GETTING INTO A RHYTHM IS HARD
Thursday, Jan. 23, 2020
OB means many things.
In this case, out-of-bounds, because there are never too many times to insert a golf metaphor into any situation, so I’ll swing hard, I’ll swing away.
In golf, out-of-bounds means you’ve lost a stroke and possibly your ball – and in the case of desert golf, also risking a frolic with snakes or scorpions if you go retrieve it.
In skiing, heading out-of-bounds will void your lift privileges while putting your safety at risk – whereas out-of-bounds in most other situations in life means you’ve stepped across some real or perceived boundary of convention, or propriety – a minor faux pas or eating crow…
Not always followed by harsh consequences. But consequences none-the-less. Rebels and disagreeable personalities like me often find ourselves out-of-bounds, off-side, or afoul of someone’s line just crossed.
Hitting out of bounds in golf will penalize scores and make next shots more difficult – but we’ll see things differently, see them from an unexpected place, because out of bounds is way off course.
Out of bounds, of any kind, causes similar ‘perspective adjustments.’
Equilibrium exists on physical as well as emotional planes, nuanced and influenced by calendars and clocks, our scheduled obligations – because once these many elements get cross-threaded, and we are left with a ‘difficult to untangle’ mess. Each course-corrections seems to only un-zig some zags, leaving exhaustion in their wake.

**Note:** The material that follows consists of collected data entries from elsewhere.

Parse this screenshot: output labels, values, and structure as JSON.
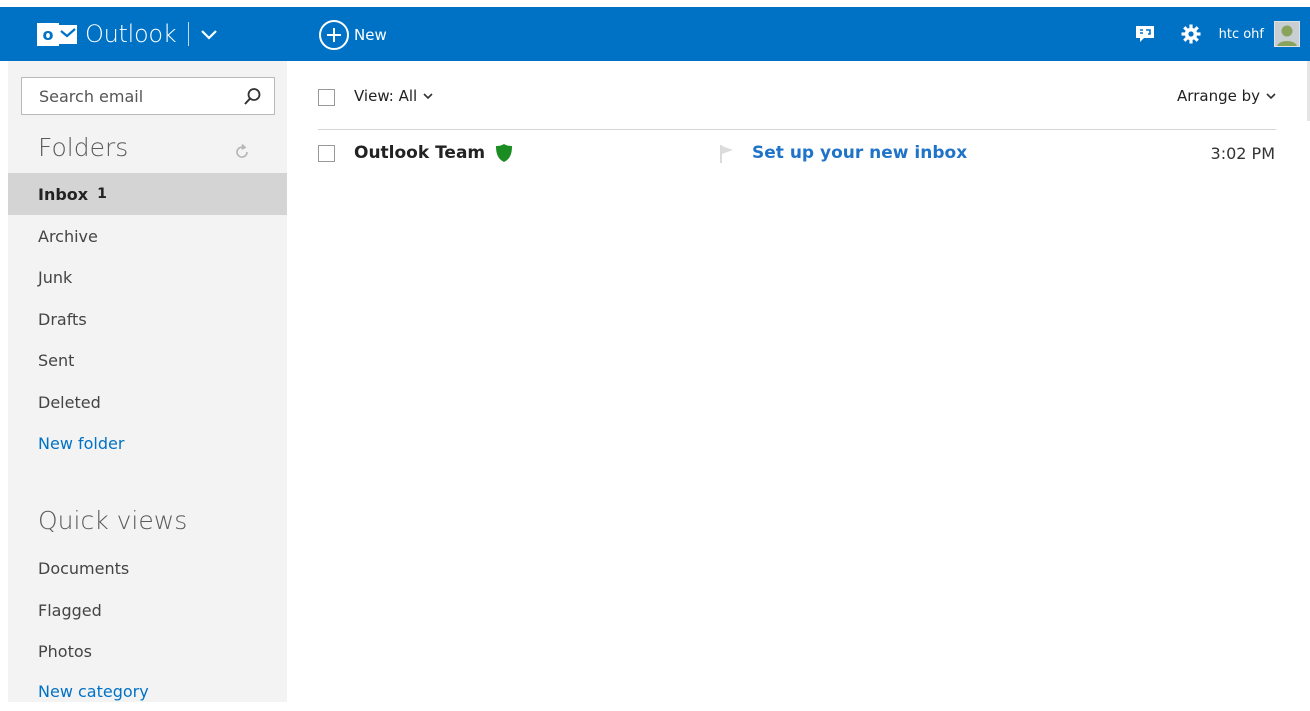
{
  "colors": {
    "accent": "#0072c6",
    "link": "#1f74c9",
    "safe_sender": "#1a8c22",
    "sidebar_bg": "#f3f3f3",
    "selected_bg": "#d4d4d4"
  },
  "header": {
    "app_name": "Outlook",
    "logo_letter": "o",
    "new_label": "New",
    "icons": [
      "feedback-icon",
      "gear-icon"
    ],
    "user_name": "htc ohf"
  },
  "sidebar": {
    "search_placeholder": "Search email",
    "folders_title": "Folders",
    "folders": [
      {
        "label": "Inbox",
        "count": "1",
        "selected": true
      },
      {
        "label": "Archive"
      },
      {
        "label": "Junk"
      },
      {
        "label": "Drafts"
      },
      {
        "label": "Sent"
      },
      {
        "label": "Deleted"
      }
    ],
    "new_folder": "New folder",
    "quick_views_title": "Quick views",
    "quick_views": [
      {
        "label": "Documents"
      },
      {
        "label": "Flagged"
      },
      {
        "label": "Photos"
      }
    ],
    "new_category": "New category"
  },
  "main": {
    "view_label": "View: All",
    "arrange_label": "Arrange by",
    "messages": [
      {
        "sender": "Outlook Team",
        "subject": "Set up your new inbox",
        "time": "3:02 PM",
        "unread": true,
        "safe_sender": true
      }
    ]
  }
}
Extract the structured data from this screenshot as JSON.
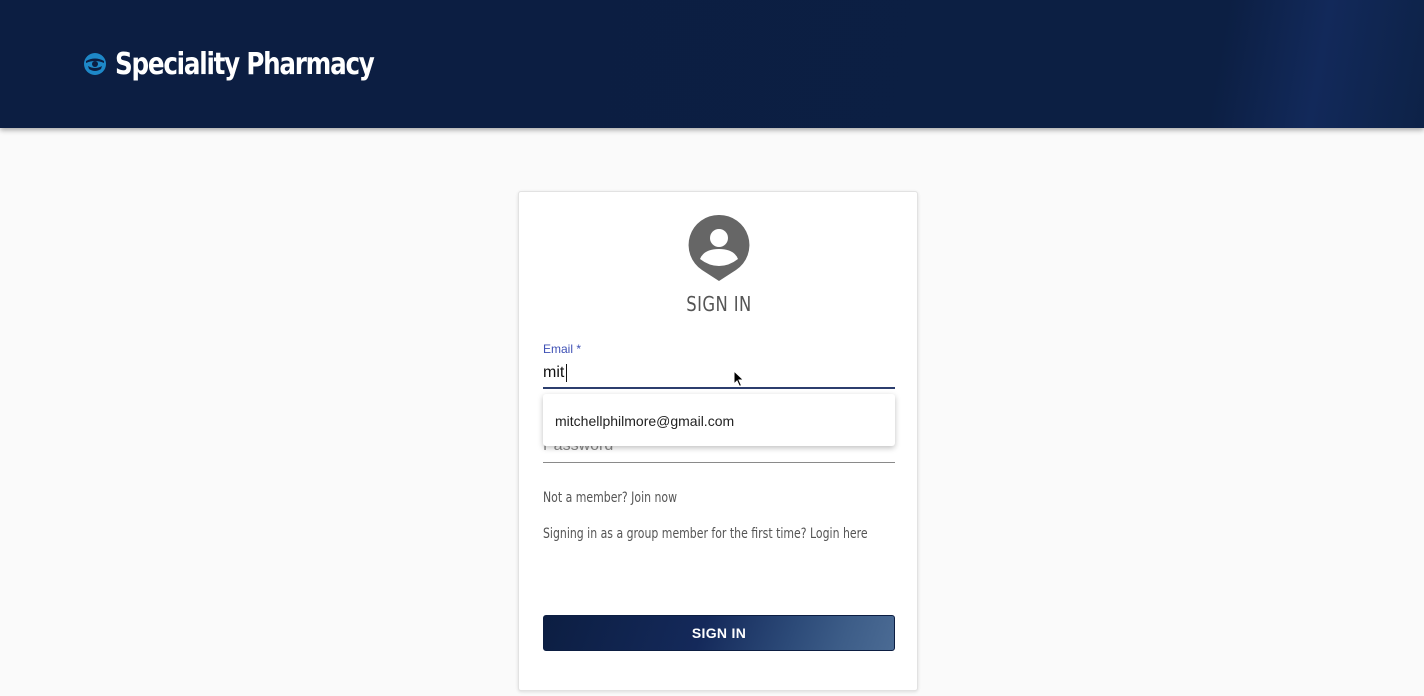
{
  "header": {
    "brand_name": "Speciality Pharmacy",
    "logo_icon": "globe-shield-icon",
    "background_color": "#0c1e42"
  },
  "signin": {
    "avatar_icon": "account-circle-icon",
    "title": "SIGN IN",
    "email_label": "Email *",
    "email_value": "mit",
    "autocomplete_suggestion": "mitchellphilmore@gmail.com",
    "password_label": "Password *",
    "join_text": "Not a member? Join now",
    "group_text": "Signing in as a group member for the first time? Login here",
    "button_label": "SIGN IN",
    "accent_color": "#3f51b5"
  }
}
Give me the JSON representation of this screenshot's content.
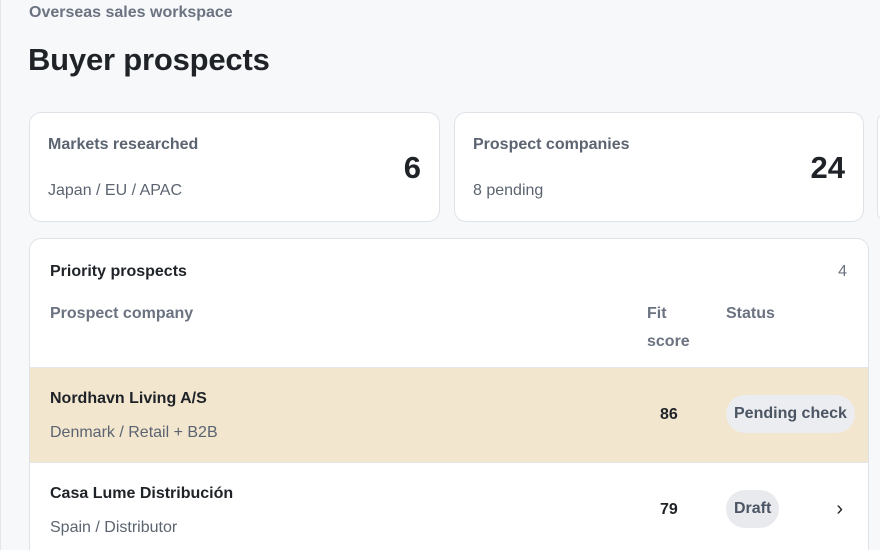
{
  "header": {
    "workspace": "Overseas sales workspace",
    "title": "Buyer prospects"
  },
  "stats": [
    {
      "label": "Markets researched",
      "sub": "Japan / EU / APAC",
      "value": "6"
    },
    {
      "label": "Prospect companies",
      "sub": "8 pending",
      "value": "24"
    }
  ],
  "panel": {
    "title": "Priority prospects",
    "count": "4",
    "columns": {
      "company": "Prospect company",
      "fit": "Fit score",
      "status": "Status"
    },
    "rows": [
      {
        "name": "Nordhavn Living A/S",
        "meta": "Denmark / Retail + B2B",
        "score": "86",
        "status": "Pending check",
        "highlighted": true
      },
      {
        "name": "Casa Lume Distribución",
        "meta": "Spain / Distributor",
        "score": "79",
        "status": "Draft",
        "chevron": "›"
      }
    ]
  },
  "colors": {
    "highlight_row": "#f2e6cf",
    "badge_bg": "#e8eaee"
  }
}
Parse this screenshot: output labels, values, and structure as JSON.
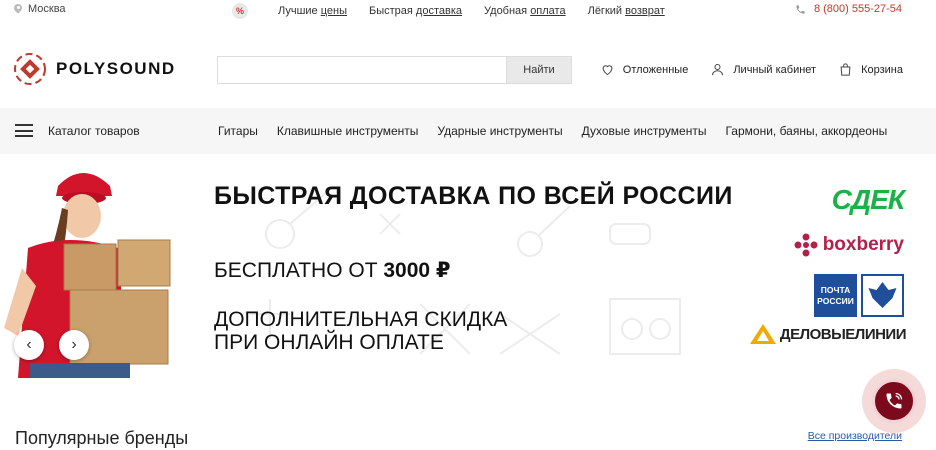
{
  "topbar": {
    "city": "Москва",
    "perks": [
      {
        "prefix": "Лучшие ",
        "link": "цены"
      },
      {
        "prefix": "Быстрая ",
        "link": "доставка"
      },
      {
        "prefix": "Удобная ",
        "link": "оплата"
      },
      {
        "prefix": "Лёгкий ",
        "link": "возврат"
      }
    ],
    "percent_icon": "%",
    "phone": "8 (800) 555-27-54"
  },
  "header": {
    "logo_text": "POLYSOUND",
    "search_placeholder": "",
    "search_button": "Найти",
    "links": {
      "wishlist": "Отложенные",
      "account": "Личный кабинет",
      "cart": "Корзина"
    }
  },
  "nav": {
    "catalog": "Каталог товаров",
    "items": [
      "Гитары",
      "Клавишные инструменты",
      "Ударные инструменты",
      "Духовые инструменты",
      "Гармони, баяны, аккордеоны"
    ]
  },
  "banner": {
    "headline": "БЫСТРАЯ ДОСТАВКА ПО ВСЕЙ РОССИИ",
    "free_prefix": "БЕСПЛАТНО ОТ ",
    "free_amount": "3000 ₽",
    "discount_line1": "ДОПОЛНИТЕЛЬНАЯ СКИДКА",
    "discount_line2": "ПРИ ОНЛАЙН ОПЛАТЕ",
    "carriers": {
      "cdek": "СДЕК",
      "boxberry": "boxberry",
      "pochta": "ПОЧТА РОССИИ",
      "dl": "ДЕЛОВЫЕЛИНИИ"
    },
    "prev_arrow": "‹",
    "next_arrow": "›"
  },
  "brands": {
    "title": "Популярные бренды",
    "all_link": "Все производители"
  },
  "colors": {
    "accent": "#c0392b",
    "call_button": "#7b0a1d",
    "cdek": "#1ab248",
    "boxberry": "#b3204a",
    "pochta": "#1f4e9b"
  },
  "icons": [
    "location-pin-icon",
    "percent-icon",
    "phone-icon",
    "heart-icon",
    "user-icon",
    "cart-icon",
    "menu-icon",
    "chevron-left-icon",
    "chevron-right-icon",
    "phone-call-icon"
  ]
}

When the clang and rattle of disorientation subsides to tidy smoother balance, we feel an inner hum, like new tires on fresh pavement on a summer day.
If we get a wood-screw in crooked, we can back it off and try again.
But a metal screw or a bolt, when cross-threaded, gets only harder – can’t move it forward or back it off without stripping threads and permanently damaging the screw or threads of whatever we are connecting to.
Much like people, when we mess up and get stuck – so easy to say it’s too hard to fix, we walk away too easily, we quit too soon.
Tight fits and cross-threading imply precision of some sort, and we know people dynamics are never precise and rarely predictable no matter how much time we spend practicing or theorizing.
We go out of bounds all the time.
We get cross-threaded, we get stuck, and our usual tools don’t offer much help – but there is hope for us all when we let down our guard and reach out to others for help.
Asking for help with problem A might bring advice that will help with problem B, or Q, or Z – which is not to second guess the helper or the value of the help, but we more often get something besides the right answer – we get the fresh idea, the ‘out of nowhere’ inspiration. Might not solve our problem, but it might turn our life around. The sources of such help will always amaze us, but not nearly as much as the solution will empower us.
Getting into a rhythm is hard.
I am getting back into one; harder still, is this process of getting back into rhythm after being off-track, off-balance, or off-course.